1.2 Statement of the Problem
➢ Paré Toéet al.,(2009) have shown that people’s motivation to use mosquito nets considerably decreased less than a year after the campaigns and people prefer to spend night without insecticidal nets. Therefore, use of mosquito net is not sufficient to effectively control malaria vectors, especially in the West African countries where urbanization promotes the proliferation of mosquitoes.
➢ To achieve successful vectors control and reduce substantially the prevalence of malaria and other vector-borne diseases, an integrated management of these vectors must be adopted.
➢ Insecticides have inherent toxicity and are known to pose significant health risks to people.
➢ Globally, the malaria situation is serious and still deteriorating, hence the need to search for solution.
➢ Malaria predominantly affects the poor and underprivileged hence the need to search for affordable means of eliminating the disease.
➢ Traditionally,Hyptis suaveolens has been used and is still in use to repel mosquito but the scientific basis behind this practice has not been validated.
➢ Mosquitoes have become the most important single group of insects well-known for their public health importance (Singhet al., 2011).
➢ Considering the use of the plant to repel mosquitoes, it is worthwhile exploring the repellency properties of the plant essential oil and larvicidal property for a possible mosquito control strategy (Singh et al., 2011).
➢ On the possible eradication of malaria, Arigbabuwo opined that prevention is better than cure (Okafor and Oko-Ose 2012). Hence the search for possible eradication of mosquito right at the larval stage.

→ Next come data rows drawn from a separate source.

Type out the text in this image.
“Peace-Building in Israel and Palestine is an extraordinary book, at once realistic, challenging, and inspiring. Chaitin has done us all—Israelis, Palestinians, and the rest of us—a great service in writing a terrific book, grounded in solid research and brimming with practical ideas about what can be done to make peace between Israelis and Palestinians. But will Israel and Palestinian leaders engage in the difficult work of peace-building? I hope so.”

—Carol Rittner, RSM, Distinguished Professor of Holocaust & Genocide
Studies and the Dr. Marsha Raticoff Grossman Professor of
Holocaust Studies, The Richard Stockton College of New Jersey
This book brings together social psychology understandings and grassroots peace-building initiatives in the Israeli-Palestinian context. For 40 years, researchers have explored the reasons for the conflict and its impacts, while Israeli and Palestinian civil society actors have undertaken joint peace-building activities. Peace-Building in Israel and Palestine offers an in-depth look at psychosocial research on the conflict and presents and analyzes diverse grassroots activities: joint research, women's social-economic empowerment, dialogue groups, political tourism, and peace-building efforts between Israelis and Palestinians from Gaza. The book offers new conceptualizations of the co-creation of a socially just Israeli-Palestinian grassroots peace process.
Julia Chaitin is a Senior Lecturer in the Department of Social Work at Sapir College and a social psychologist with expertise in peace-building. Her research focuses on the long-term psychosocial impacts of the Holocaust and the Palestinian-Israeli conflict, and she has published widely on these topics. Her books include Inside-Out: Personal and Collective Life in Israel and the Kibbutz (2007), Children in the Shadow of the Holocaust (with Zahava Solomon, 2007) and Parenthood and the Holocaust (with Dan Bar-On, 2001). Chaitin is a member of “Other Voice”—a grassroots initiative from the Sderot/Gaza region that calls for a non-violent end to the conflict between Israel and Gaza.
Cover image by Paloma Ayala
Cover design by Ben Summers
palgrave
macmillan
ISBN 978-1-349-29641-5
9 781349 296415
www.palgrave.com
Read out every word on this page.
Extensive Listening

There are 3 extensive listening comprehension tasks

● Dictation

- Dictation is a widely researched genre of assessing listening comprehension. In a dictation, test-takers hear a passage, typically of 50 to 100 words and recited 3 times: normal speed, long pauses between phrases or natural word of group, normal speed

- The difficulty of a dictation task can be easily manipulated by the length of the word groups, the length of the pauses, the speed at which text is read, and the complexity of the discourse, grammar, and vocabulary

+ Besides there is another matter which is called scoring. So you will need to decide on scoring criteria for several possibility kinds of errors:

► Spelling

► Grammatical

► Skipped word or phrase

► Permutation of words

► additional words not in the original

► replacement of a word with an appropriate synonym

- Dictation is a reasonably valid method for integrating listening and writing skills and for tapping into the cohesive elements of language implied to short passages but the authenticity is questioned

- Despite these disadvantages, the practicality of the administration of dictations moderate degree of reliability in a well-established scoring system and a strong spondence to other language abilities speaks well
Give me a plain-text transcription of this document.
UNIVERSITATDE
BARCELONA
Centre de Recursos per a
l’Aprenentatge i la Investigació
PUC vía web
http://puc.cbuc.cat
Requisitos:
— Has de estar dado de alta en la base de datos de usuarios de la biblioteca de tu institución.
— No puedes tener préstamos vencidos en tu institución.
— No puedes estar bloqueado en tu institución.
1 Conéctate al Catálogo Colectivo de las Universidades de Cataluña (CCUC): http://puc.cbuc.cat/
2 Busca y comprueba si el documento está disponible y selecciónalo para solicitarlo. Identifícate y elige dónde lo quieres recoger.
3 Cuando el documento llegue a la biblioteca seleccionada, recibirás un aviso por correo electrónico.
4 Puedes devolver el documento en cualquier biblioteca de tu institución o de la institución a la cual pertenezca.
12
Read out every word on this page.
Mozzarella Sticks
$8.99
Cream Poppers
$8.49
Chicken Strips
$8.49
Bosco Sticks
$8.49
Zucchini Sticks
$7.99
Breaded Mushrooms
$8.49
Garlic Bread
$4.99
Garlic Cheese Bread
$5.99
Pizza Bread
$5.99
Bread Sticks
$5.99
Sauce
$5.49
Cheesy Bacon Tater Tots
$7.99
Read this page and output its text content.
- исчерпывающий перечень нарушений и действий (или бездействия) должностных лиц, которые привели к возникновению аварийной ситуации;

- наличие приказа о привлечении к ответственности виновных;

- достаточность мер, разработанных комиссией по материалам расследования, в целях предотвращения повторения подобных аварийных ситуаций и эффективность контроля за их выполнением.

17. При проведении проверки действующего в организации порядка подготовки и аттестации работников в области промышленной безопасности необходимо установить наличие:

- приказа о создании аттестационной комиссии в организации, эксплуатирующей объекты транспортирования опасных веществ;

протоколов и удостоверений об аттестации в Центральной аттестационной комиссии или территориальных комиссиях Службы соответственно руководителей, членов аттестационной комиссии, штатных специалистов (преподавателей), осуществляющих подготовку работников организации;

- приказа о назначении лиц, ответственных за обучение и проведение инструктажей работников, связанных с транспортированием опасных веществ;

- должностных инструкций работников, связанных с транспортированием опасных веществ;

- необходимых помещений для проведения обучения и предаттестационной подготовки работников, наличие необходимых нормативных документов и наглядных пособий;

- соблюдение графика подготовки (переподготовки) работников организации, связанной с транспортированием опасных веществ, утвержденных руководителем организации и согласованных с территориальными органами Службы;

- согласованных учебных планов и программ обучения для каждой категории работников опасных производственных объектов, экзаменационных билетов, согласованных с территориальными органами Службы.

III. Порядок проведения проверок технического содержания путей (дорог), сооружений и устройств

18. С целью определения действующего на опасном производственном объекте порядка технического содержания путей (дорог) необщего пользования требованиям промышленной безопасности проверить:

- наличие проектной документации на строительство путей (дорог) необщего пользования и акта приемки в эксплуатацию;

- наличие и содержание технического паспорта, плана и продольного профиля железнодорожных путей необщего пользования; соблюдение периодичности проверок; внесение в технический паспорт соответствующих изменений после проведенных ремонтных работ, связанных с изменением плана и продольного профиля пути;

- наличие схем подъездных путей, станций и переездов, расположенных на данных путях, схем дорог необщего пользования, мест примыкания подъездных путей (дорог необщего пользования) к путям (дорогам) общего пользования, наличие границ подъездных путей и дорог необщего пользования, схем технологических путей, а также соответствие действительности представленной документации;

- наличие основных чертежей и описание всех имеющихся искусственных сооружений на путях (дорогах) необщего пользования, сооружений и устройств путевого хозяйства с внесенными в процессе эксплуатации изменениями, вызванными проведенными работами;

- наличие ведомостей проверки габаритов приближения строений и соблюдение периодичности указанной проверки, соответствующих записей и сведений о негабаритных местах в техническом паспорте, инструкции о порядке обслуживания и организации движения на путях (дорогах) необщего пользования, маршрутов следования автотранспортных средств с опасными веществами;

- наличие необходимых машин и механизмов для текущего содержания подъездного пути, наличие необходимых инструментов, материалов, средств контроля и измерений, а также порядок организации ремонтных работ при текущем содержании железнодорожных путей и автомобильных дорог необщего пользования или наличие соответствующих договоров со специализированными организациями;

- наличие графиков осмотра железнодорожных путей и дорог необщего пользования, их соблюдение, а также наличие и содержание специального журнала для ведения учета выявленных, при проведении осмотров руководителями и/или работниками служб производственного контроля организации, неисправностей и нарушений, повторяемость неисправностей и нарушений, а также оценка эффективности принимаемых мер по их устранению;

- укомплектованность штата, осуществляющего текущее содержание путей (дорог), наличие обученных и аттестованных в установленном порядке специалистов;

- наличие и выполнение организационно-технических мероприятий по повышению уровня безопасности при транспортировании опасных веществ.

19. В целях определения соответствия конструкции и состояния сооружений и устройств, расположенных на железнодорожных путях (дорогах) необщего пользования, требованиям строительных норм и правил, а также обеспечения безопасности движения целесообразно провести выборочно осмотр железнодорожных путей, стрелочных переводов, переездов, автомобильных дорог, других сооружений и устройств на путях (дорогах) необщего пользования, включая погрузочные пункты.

➢ To the best of my knowledge, there are no sufficient data available on the physicochemical properties of essential oil of Hyptis suaveolens leaves, hence looking at its physicochemical properties for possible use in making soap, cream or perfume for use to repel the mosquito.
1.4 Aim and Objectives
The general aim of this research work is to extract and characterise the insecticidal properties of essential oil of Hyptis suaveolens leaves.
1.4.2 Specific objectives
The specific objectives of this work are to;
i. Extract essential oil of Hyptis suaveolens leaves through hydro-distillation.
ii. Determine the mosquitocidal capability of the essential oil.
iii. Determine the mosquito repellency properties of essential oilof Hyptis suaveolens leaves
iv. Determine the larvicidal activities of the essential oil of Hyptis suaveolens.
v. Explore the physicochemical properties of the essential oil so as to recommend its possible use as body cream, perfume or toilet soap that can be use on the body to repel mosquitoes.
vi. Characterise the oil by GC-MS and FTIR.